Когда я все это на себя надела и представила, как я теперь выгляжу, меня просто ужас охватил от одной мысли, что Менделеев сейчас повернется и увидит меня в таком идиотском облачении. Я, оказывается, настолько привыкла к европейской традиции в одежде, что восточные фасоны для меня казались дикими.
Я быстренько подхватила с пола широченные черные шаровары и напялила их на себя. Осталась огромная черная накидка, которую я кое-как на себе пристроила. И оказалась одета как настоящая иранская женщина – только из накидки торчала моя светло-русая голова с разбросанными по плечам волосами…
Менделеев обернулся и… рассмеялся, чем меня немало смутил.
– Ну, ты просто как с картины Махмуда Малек ош-Шоара! – воскликнул он. – Не хватает заключительного штриха, чтобы ты была неотличима от настоящей персиянки. А ну-ка подойди ко мне.
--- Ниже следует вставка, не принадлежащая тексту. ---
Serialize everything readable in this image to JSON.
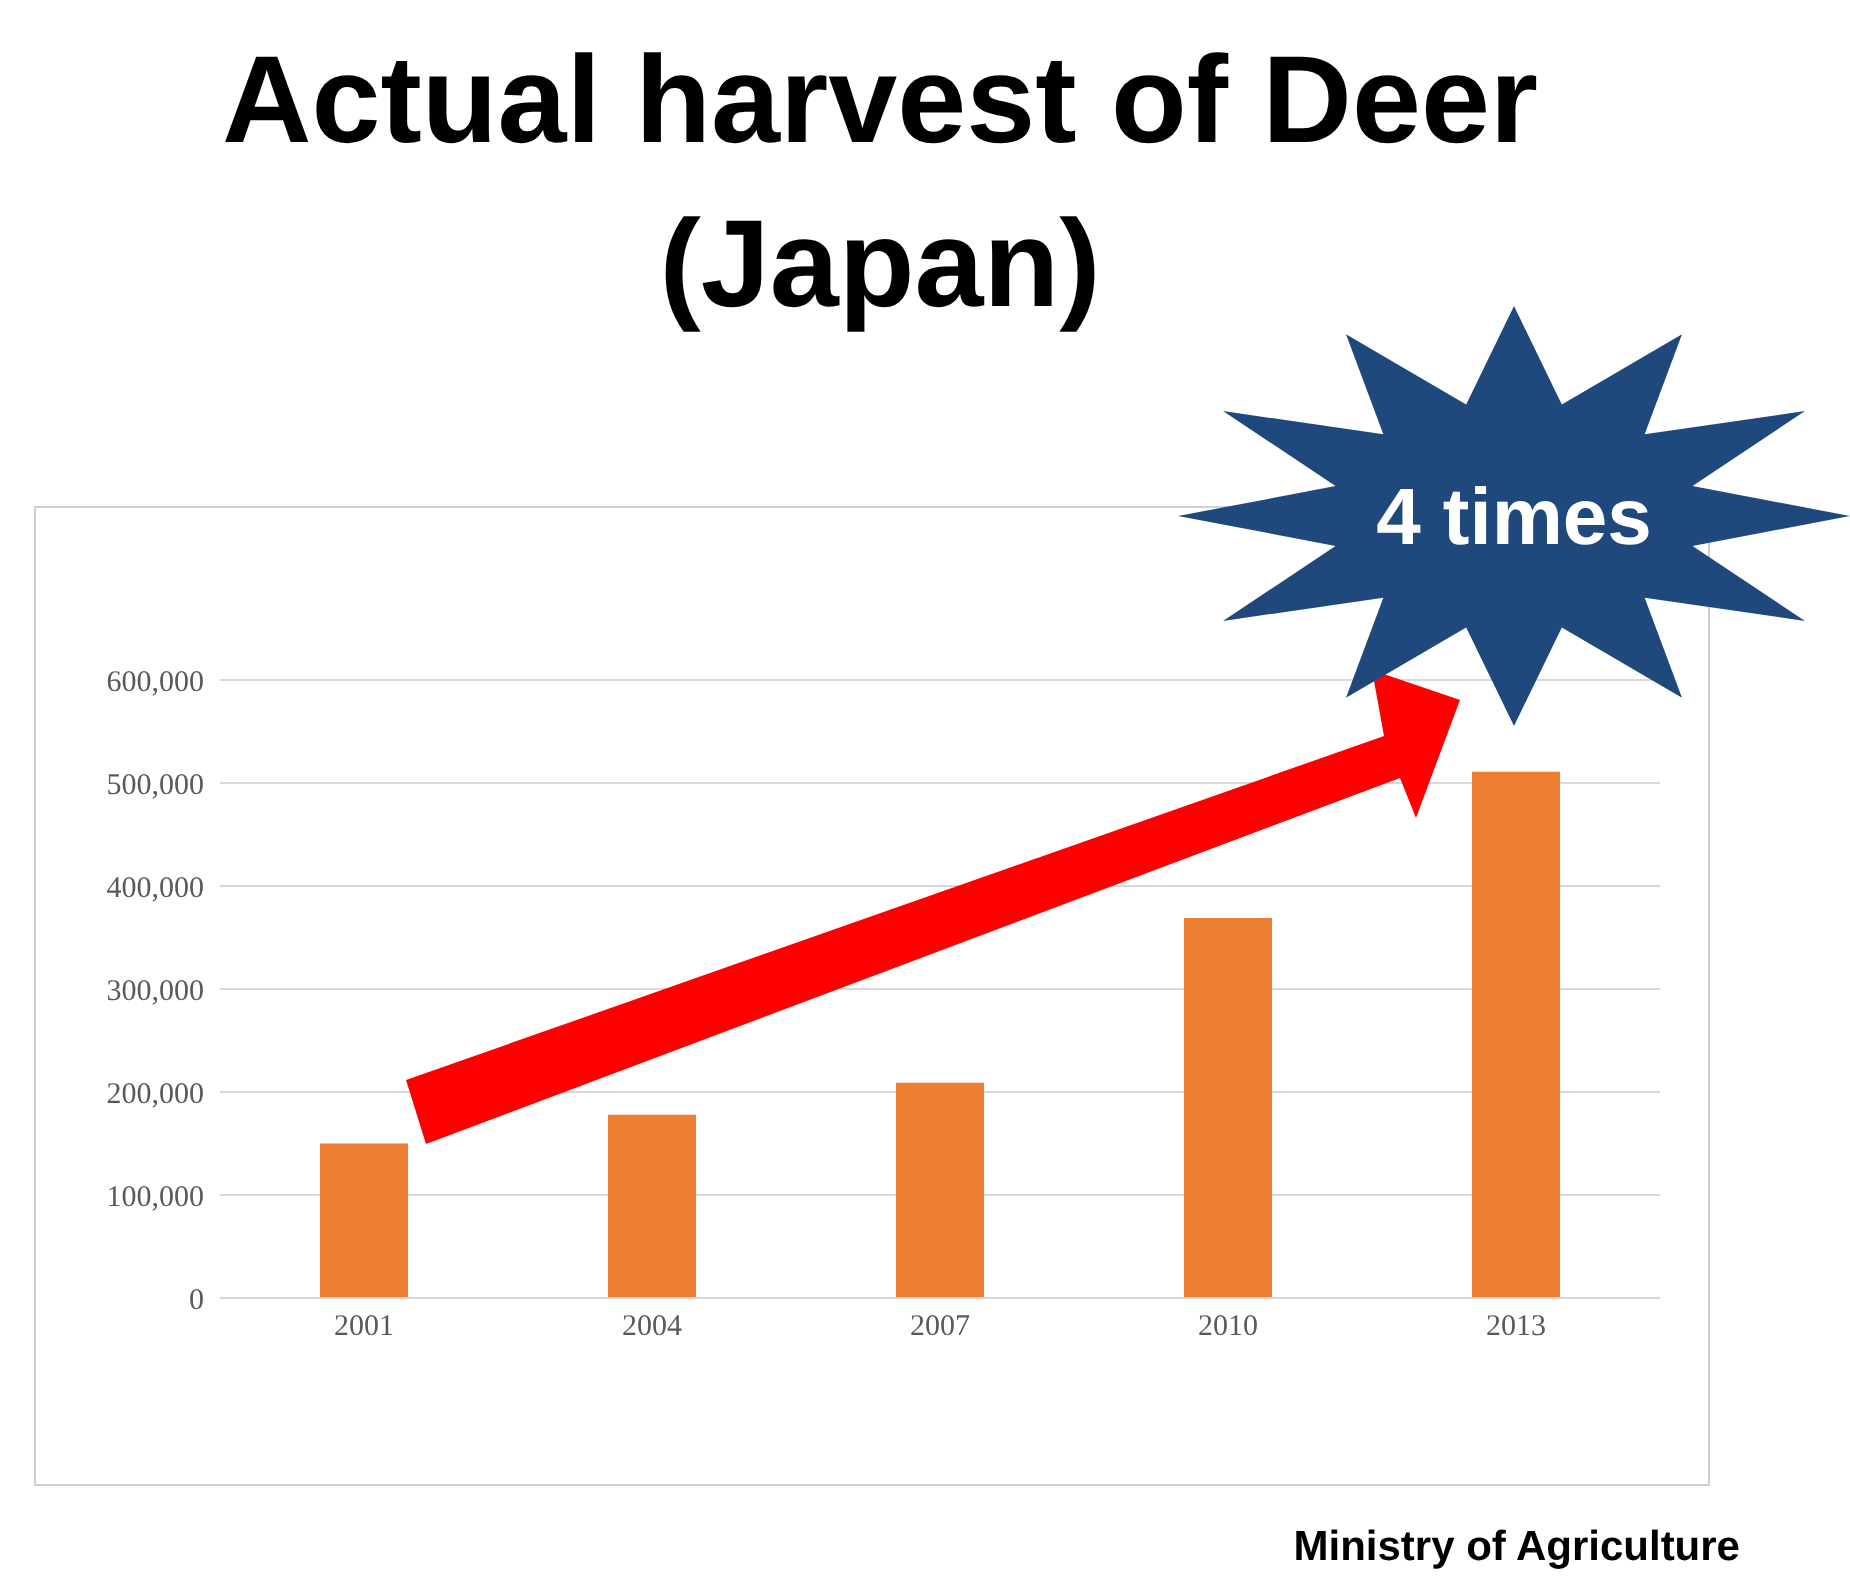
{
  "chart_data": {
    "type": "bar",
    "title": "Actual harvest of Deer (Japan)",
    "categories": [
      "2001",
      "2004",
      "2007",
      "2010",
      "2013"
    ],
    "values": [
      150000,
      178000,
      209000,
      369000,
      511000
    ],
    "color": "#ed7d31",
    "ylim": [
      0,
      600000
    ],
    "yticks": [
      {
        "value": 0,
        "label": "0"
      },
      {
        "value": 100000,
        "label": "100,000"
      },
      {
        "value": 200000,
        "label": "200,000"
      },
      {
        "value": 300000,
        "label": "300,000"
      },
      {
        "value": 400000,
        "label": "400,000"
      },
      {
        "value": 500000,
        "label": "500,000"
      },
      {
        "value": 600000,
        "label": "600,000"
      }
    ],
    "grid": "y",
    "legend": false,
    "annotations": [
      "4 times",
      "Ministry of Agriculture"
    ]
  }
}
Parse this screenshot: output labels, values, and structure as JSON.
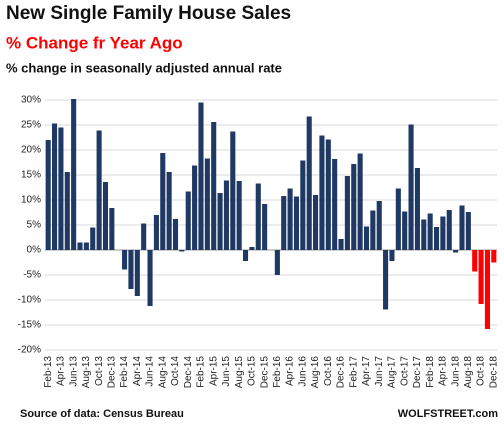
{
  "chart_data": {
    "type": "bar",
    "title": "New Single Family House Sales",
    "subtitle": "% Change fr Year Ago",
    "annotation": "% change in seasonally adjusted annual rate",
    "source": "Source of data: Census Bureau",
    "credit": "WOLFSTREET.com",
    "categories": [
      "Feb-13",
      null,
      "Apr-13",
      null,
      "Jun-13",
      null,
      "Aug-13",
      null,
      "Oct-13",
      null,
      "Dec-13",
      null,
      "Feb-14",
      null,
      "Apr-14",
      null,
      "Jun-14",
      null,
      "Aug-14",
      null,
      "Oct-14",
      null,
      "Dec-14",
      null,
      "Feb-15",
      null,
      "Apr-15",
      null,
      "Jun-15",
      null,
      "Aug-15",
      null,
      "Oct-15",
      null,
      "Dec-15",
      null,
      "Feb-16",
      null,
      "Apr-16",
      null,
      "Jun-16",
      null,
      "Aug-16",
      null,
      "Oct-16",
      null,
      "Dec-16",
      null,
      "Feb-17",
      null,
      "Apr-17",
      null,
      "Jun-17",
      null,
      "Aug-17",
      null,
      "Oct-17",
      null,
      "Dec-17",
      null,
      "Feb-18",
      null,
      "Apr-18",
      null,
      "Jun-18",
      null,
      "Aug-18",
      null,
      "Oct-18",
      null,
      "Dec-18"
    ],
    "values": [
      22,
      25.3,
      24.5,
      15.6,
      30.2,
      1.5,
      1.5,
      4.5,
      23.9,
      13.6,
      8.4,
      0,
      -3.9,
      -7.8,
      -9.2,
      5.3,
      -11.2,
      7.0,
      19.4,
      15.6,
      6.2,
      -0.3,
      11.7,
      16.9,
      29.5,
      18.3,
      25.6,
      11.4,
      13.9,
      23.7,
      13.8,
      -2.2,
      0.6,
      13.3,
      9.2,
      0,
      -5,
      10.8,
      12.3,
      10.7,
      17.9,
      26.7,
      11,
      22.9,
      22.1,
      18.2,
      2.2,
      14.8,
      17.2,
      19.3,
      4.7,
      7.9,
      9.8,
      -11.9,
      -2.2,
      12.3,
      7.7,
      25.1,
      16.4,
      6.1,
      7.3,
      4.6,
      6.7,
      8.0,
      -0.5,
      8.9,
      7.6,
      -4.3,
      -10.8,
      -15.8,
      -2.5
    ],
    "colors": [
      "#1f3864",
      "#1f3864",
      "#1f3864",
      "#1f3864",
      "#1f3864",
      "#1f3864",
      "#1f3864",
      "#1f3864",
      "#1f3864",
      "#1f3864",
      "#1f3864",
      "#1f3864",
      "#1f3864",
      "#1f3864",
      "#1f3864",
      "#1f3864",
      "#1f3864",
      "#1f3864",
      "#1f3864",
      "#1f3864",
      "#1f3864",
      "#1f3864",
      "#1f3864",
      "#1f3864",
      "#1f3864",
      "#1f3864",
      "#1f3864",
      "#1f3864",
      "#1f3864",
      "#1f3864",
      "#1f3864",
      "#1f3864",
      "#1f3864",
      "#1f3864",
      "#1f3864",
      "#1f3864",
      "#1f3864",
      "#1f3864",
      "#1f3864",
      "#1f3864",
      "#1f3864",
      "#1f3864",
      "#1f3864",
      "#1f3864",
      "#1f3864",
      "#1f3864",
      "#1f3864",
      "#1f3864",
      "#1f3864",
      "#1f3864",
      "#1f3864",
      "#1f3864",
      "#1f3864",
      "#1f3864",
      "#1f3864",
      "#1f3864",
      "#1f3864",
      "#1f3864",
      "#1f3864",
      "#1f3864",
      "#1f3864",
      "#1f3864",
      "#1f3864",
      "#1f3864",
      "#1f3864",
      "#1f3864",
      "#1f3864",
      "#ff0000",
      "#ff0000",
      "#ff0000",
      "#ff0000"
    ],
    "ylim": [
      -20,
      30
    ],
    "yticks": [
      {
        "value": -20,
        "label": "-20%"
      },
      {
        "value": -15,
        "label": "-15%"
      },
      {
        "value": -10,
        "label": "-10%"
      },
      {
        "value": -5,
        "label": "-5%"
      },
      {
        "value": 0,
        "label": "0%"
      },
      {
        "value": 5,
        "label": "5%"
      },
      {
        "value": 10,
        "label": "10%"
      },
      {
        "value": 15,
        "label": "15%"
      },
      {
        "value": 20,
        "label": "20%"
      },
      {
        "value": 25,
        "label": "25%"
      },
      {
        "value": 30,
        "label": "30%"
      }
    ],
    "grid": true
  }
}
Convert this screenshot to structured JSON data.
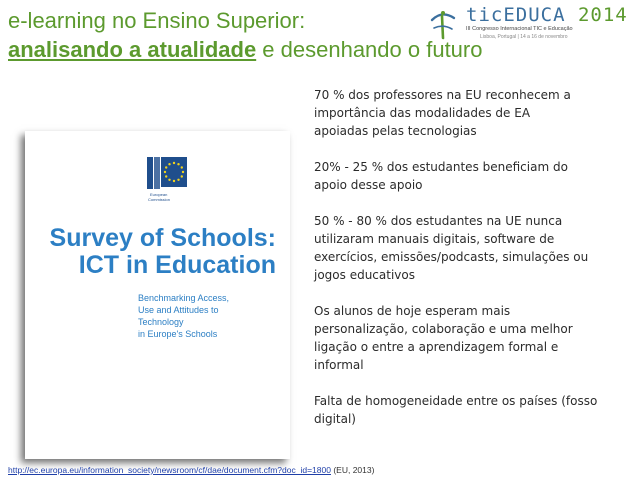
{
  "header": {
    "title_line1": "e-learning no Ensino Superior:",
    "title_line2_highlight": "analisando a atualidade",
    "title_line2_rest": " e desenhando o futuro"
  },
  "logo": {
    "name": "ticEDUCA",
    "year": "2014",
    "subtitle": "III Congresso Internacional TIC e Educação",
    "location": "Lisboa, Portugal  |  14 a 16 de novembro"
  },
  "cover": {
    "eu_caption_line1": "European",
    "eu_caption_line2": "Commission",
    "title_line1": "Survey of Schools:",
    "title_line2": "ICT in Education",
    "subtitle_lines": [
      "Benchmarking Access,",
      "Use and Attitudes to",
      "Technology",
      "in Europe's Schools"
    ]
  },
  "bullets": [
    [
      "70 %  dos  professores  na  EU reconhecem  a",
      "importância  das  modalidades  de EA",
      "apoiadas  pelas tecnologias"
    ],
    [
      "20% -  25 %  dos  estudantes  beneficiam  do",
      "apoio  desse apoio"
    ],
    [
      "50 % - 80 % dos estudantes na UE nunca",
      "utilizaram manuais  digitais,  software  de",
      "exercícios,  emissões/podcasts,  simulações  ou",
      "jogos educativos"
    ],
    [
      "Os alunos de hoje esperam mais",
      "personalização,  colaboração  e uma melhor",
      "ligação o entre a aprendizagem formal e",
      "informal"
    ],
    [
      "Falta de homogeneidade entre os países (fosso",
      "digital)"
    ]
  ],
  "footer": {
    "link": "http://ec.europa.eu/information_society/newsroom/cf/dae/document.cfm?doc_id=1800",
    "citation": " (EU, 2013)"
  },
  "colors": {
    "title_green": "#5c9a2e",
    "cover_blue": "#2c7fc4",
    "link_blue": "#1f3fa8"
  }
}
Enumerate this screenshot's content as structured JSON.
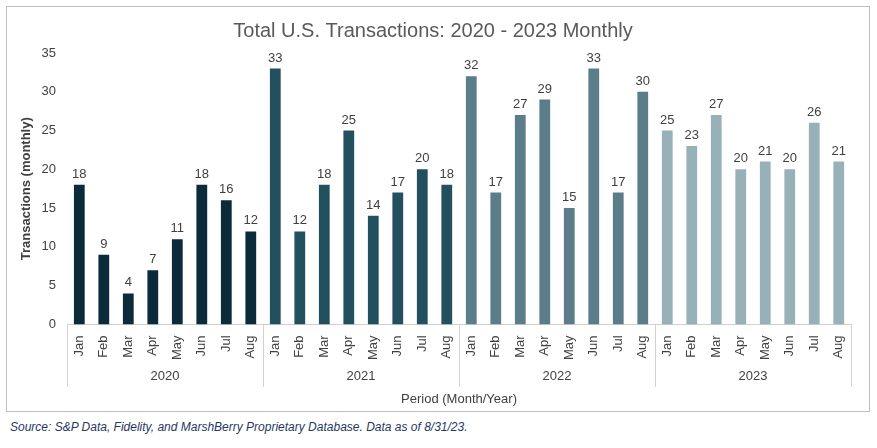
{
  "chart_data": {
    "type": "bar",
    "title": "Total U.S. Transactions: 2020 - 2023 Monthly",
    "x_label": "Period (Month/Year)",
    "y_label": "Transactions (monthly)",
    "source": "Source: S&P Data, Fidelity, and MarshBerry Proprietary Database. Data as of 8/31/23.",
    "categories": [
      "Jan",
      "Feb",
      "Mar",
      "Apr",
      "May",
      "Jun",
      "Jul",
      "Aug",
      "Jan",
      "Feb",
      "Mar",
      "Apr",
      "May",
      "Jun",
      "Jul",
      "Aug",
      "Jan",
      "Feb",
      "Mar",
      "Apr",
      "May",
      "Jun",
      "Jul",
      "Aug",
      "Jan",
      "Feb",
      "Mar",
      "Apr",
      "May",
      "Jun",
      "Jul",
      "Aug"
    ],
    "groups": [
      {
        "label": "2020",
        "count": 8
      },
      {
        "label": "2021",
        "count": 8
      },
      {
        "label": "2022",
        "count": 8
      },
      {
        "label": "2023",
        "count": 8
      }
    ],
    "values": [
      18,
      9,
      4,
      7,
      11,
      18,
      16,
      12,
      33,
      12,
      18,
      25,
      14,
      17,
      20,
      18,
      32,
      17,
      27,
      29,
      15,
      33,
      17,
      30,
      25,
      23,
      27,
      20,
      21,
      20,
      26,
      21
    ],
    "colors": [
      "#0b2a3a",
      "#0b2a3a",
      "#0b2a3a",
      "#0b2a3a",
      "#0b2a3a",
      "#0b2a3a",
      "#0b2a3a",
      "#0b2a3a",
      "#22505f",
      "#22505f",
      "#22505f",
      "#22505f",
      "#22505f",
      "#22505f",
      "#22505f",
      "#22505f",
      "#5b7d89",
      "#5b7d89",
      "#5b7d89",
      "#5b7d89",
      "#5b7d89",
      "#5b7d89",
      "#5b7d89",
      "#5b7d89",
      "#98b0b7",
      "#98b0b7",
      "#98b0b7",
      "#98b0b7",
      "#98b0b7",
      "#98b0b7",
      "#98b0b7",
      "#98b0b7"
    ],
    "ylim": [
      0,
      35
    ],
    "yticks": [
      0,
      5,
      10,
      15,
      20,
      25,
      30,
      35
    ],
    "grid": false,
    "data_labels": true
  }
}
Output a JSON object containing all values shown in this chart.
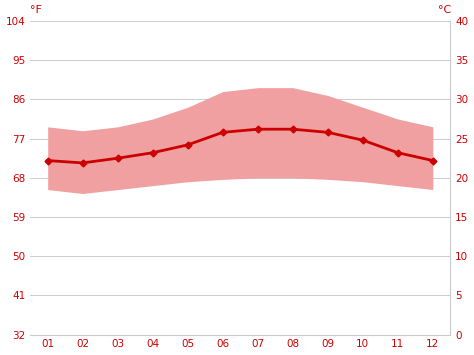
{
  "months": [
    1,
    2,
    3,
    4,
    5,
    6,
    7,
    8,
    9,
    10,
    11,
    12
  ],
  "month_labels": [
    "01",
    "02",
    "03",
    "04",
    "05",
    "06",
    "07",
    "08",
    "09",
    "10",
    "11",
    "12"
  ],
  "mean_temp_c": [
    22.2,
    21.9,
    22.5,
    23.2,
    24.2,
    25.8,
    26.2,
    26.2,
    25.8,
    24.8,
    23.2,
    22.2
  ],
  "max_temp_c": [
    26.5,
    26.0,
    26.5,
    27.5,
    29.0,
    31.0,
    31.5,
    31.5,
    30.5,
    29.0,
    27.5,
    26.5
  ],
  "min_temp_c": [
    18.5,
    18.0,
    18.5,
    19.0,
    19.5,
    19.8,
    20.0,
    20.0,
    19.8,
    19.5,
    19.0,
    18.5
  ],
  "line_color": "#cc0000",
  "band_color": "#f0a0a0",
  "background_color": "#ffffff",
  "grid_color": "#cccccc",
  "tick_color": "#cc0000",
  "ylim_c": [
    0,
    40
  ],
  "yticks_c": [
    0,
    5,
    10,
    15,
    20,
    25,
    30,
    35,
    40
  ],
  "yticks_f": [
    32,
    41,
    50,
    59,
    68,
    77,
    86,
    95,
    104
  ],
  "ylabel_left": "°F",
  "ylabel_right": "°C",
  "figsize": [
    4.74,
    3.55
  ],
  "dpi": 100
}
Я подошла. Он расправил накидку и набросил мне ее на голову, а на лицо повязал белую полупрозрачную легкую косынку – чуть выше лба, так, что она полностью закрыла мне все лицо.
Он заставил меня отойти на пару шагов, окинул критическим взглядом и сказал удовлетворенно:
– Вот это совсем другое дело!
Странно, но я почувствовала себя в относительной безопасности, как только легкая ткань коснулась моего лица и скрыла его от взглядов окружающих. Мне было все видно сквозь прозрачную ткань, но я почему-то была уверена, что моего лица Менделеев не видит. Не знаю почему, но я покраснела под своей защитой из ткани, словно девчонка, впервые надевшая взрослое женское платье и вышедшая в нем на улицу под взгляды мужчин.
Не успела я как следует освоиться в новом наряде, как вновь появился офицер с двумя охранниками и коротко приказал:
– Вы все! Идите!
Он бросил на меня внимательный взгляд, потом повернулся к Менделееву и спросил его:
– Это есть твоя женщина?
Менделеев посмотрел на него совершенно серьезно и ответил таким тоном, словно ему задали совершенно бестактный вопрос:
– Да, эта женщина принадлежит мне!
«Однако! – подумала я. – Из него получился бы хозяин гарема!»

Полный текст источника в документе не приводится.